Tan K L, Chelvanayagam G, Parker M W, Board P G
Division of Molecular Medicine, John Curtin School of Medical Research, Australian National University, Canberra, Australia.
Biochem J. 1996 Oct 1;319 ( Pt 1)(Pt 1):315-21. doi: 10.1042/bj3190315.
The role of serine-11 in the catalytic mechanism of recombinant human GSTT2-2 was examined by site-directed mutagenesis. Amino acid sequence comparison of the Theta-class isoenzymes has identified a conserved serine residue in the N-terminal domain [Wilce, Board, Feil and Parker (1995) EMBO J. 14, 2133-2143]. This conserved serine has been implicated in the activation of the enzyme-bound glutathione [Board, Coggan and Parker (1995) Biochem. J. 311, 247-250]. Mutating the equivalent serine (residue 11) of GSTT2-2 to Ala, Thr or Tyr abolished the catalytic properties of GSTT2-2 with cumene hydroperoxide and ethacrynic acid as second substrate. However, with l-menaphthyl sulphate (MSu) as the second substrate, the specific activity of the S11A mutant was doubled, while the S11T mutant retained half the wild-type activity and the S11Y mutant was inactive. The role of Ser-11 in catalysis seems to vary with different second substrates. In the substitution reaction with MSu, GSTT2-2 activity appears to depend on the size of the Ser-11 replacement rather than the presence of a side-chain hydroxy group. In addition, the reaction rate appears to be a function of pH, and there is no non-enzymic reaction even at high pH. We demonstrated that a reaction between MSu and an alternative thiol such as L-cysteine or 2-mercaptoethanol can take place in the presence of S-methylglutathione and GSTT2-2. We propose that the catalytic activity of GSTT2-2 with MSu is preceded by a conformational or charge modification to the enzyme upon the binding of glutathione or S-methylglutathione. This is followed by the binding of MSu and the subsequent removal of the sulphate group, giving rise to the carbonium ion of l-methylnaphthelene as the electrophile that reacts with the nucleophilic species. The reaction mechanism of GSTT2-2 with MSu may represent a novel function of GSTT2-2 as a glutathione-dependent sulphatase.
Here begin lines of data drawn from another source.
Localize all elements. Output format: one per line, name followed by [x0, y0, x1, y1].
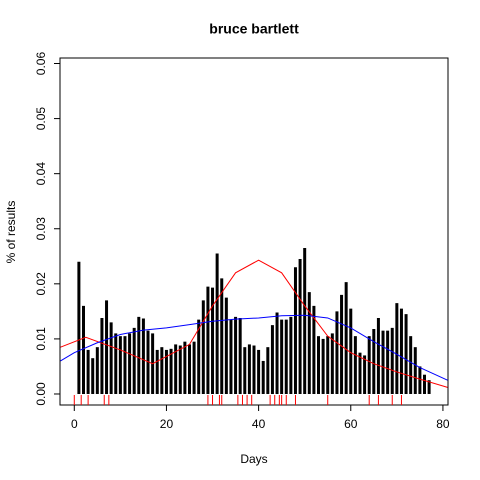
y-tick-label: 0.01 [34, 327, 48, 351]
x-tick-label: 80 [436, 417, 450, 431]
chart-title: bruce bartlett [209, 21, 299, 37]
smooth-curve [60, 314, 448, 381]
y-tick-label: 0.06 [34, 52, 48, 76]
x-tick-label: 20 [160, 417, 174, 431]
y-tick-label: 0.05 [34, 107, 48, 131]
plot-box [59, 57, 449, 406]
x-tick-label: 60 [344, 417, 358, 431]
x-tick-label: 0 [71, 417, 78, 431]
y-tick-label: 0.04 [34, 162, 48, 186]
y-tick-label: 0.00 [34, 382, 48, 406]
x-axis-label: Days [240, 452, 267, 466]
y-tick-label: 0.03 [34, 217, 48, 241]
y-axis-label: % of results [4, 201, 18, 264]
smooth-curve [60, 259, 448, 388]
x-tick-label: 40 [252, 417, 266, 431]
y-tick-label: 0.02 [34, 272, 48, 296]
通过定点突变研究了丝氨酸-11在重组人GSTT2-2催化机制中的作用。θ类同工酶的氨基酸序列比较已确定在N端结构域有一个保守的丝氨酸残基[威尔西、博德、费尔和帕克(1995年)《欧洲分子生物学组织杂志》14卷,2133 - 2143页]。这个保守的丝氨酸与酶结合型谷胱甘肽的激活有关[博德、科根和帕克(1995年)《生物化学杂志》311卷,247 - 250页]。将GSTT2-2的等效丝氨酸(第11位残基)突变为丙氨酸、苏氨酸或酪氨酸,消除了GSTT2-2以氢过氧化异丙苯和依他尼酸作为第二底物时的催化特性。然而,以硫酸1-萘酯(MSu)作为第二底物时,S_{11}A突变体的比活性加倍,而S_{11}T突变体保留了野生型活性的一半,S_{11}Y突变体无活性。丝氨酸-11在催化中的作用似乎因不同的第二底物而异。在与MSu的取代反应中,GSTT2-2的活性似乎取决于丝氨酸-11取代基的大小,而不是侧链羟基的存在。此外,反应速率似乎是pH的函数,即使在高pH下也没有非酶促反应。我们证明了在S-甲基谷胱甘肽和GSTT2-2存在的情况下,MSu与另一种硫醇如L-半胱氨酸或2-巯基乙醇之间可以发生反应。我们提出,GSTT2-2与MSu的催化活性在谷胱甘肽或S-甲基谷胱甘肽结合后,酶会发生构象或电荷修饰。随后是MSu的结合以及随后硫酸根的去除,产生1-甲基萘的碳正离子作为与亲核物种反应的亲电试剂。GSTT2-2与MSu的反应机制可能代表了GSTT2-2作为一种谷胱甘肽依赖性硫酸酯酶的新功能。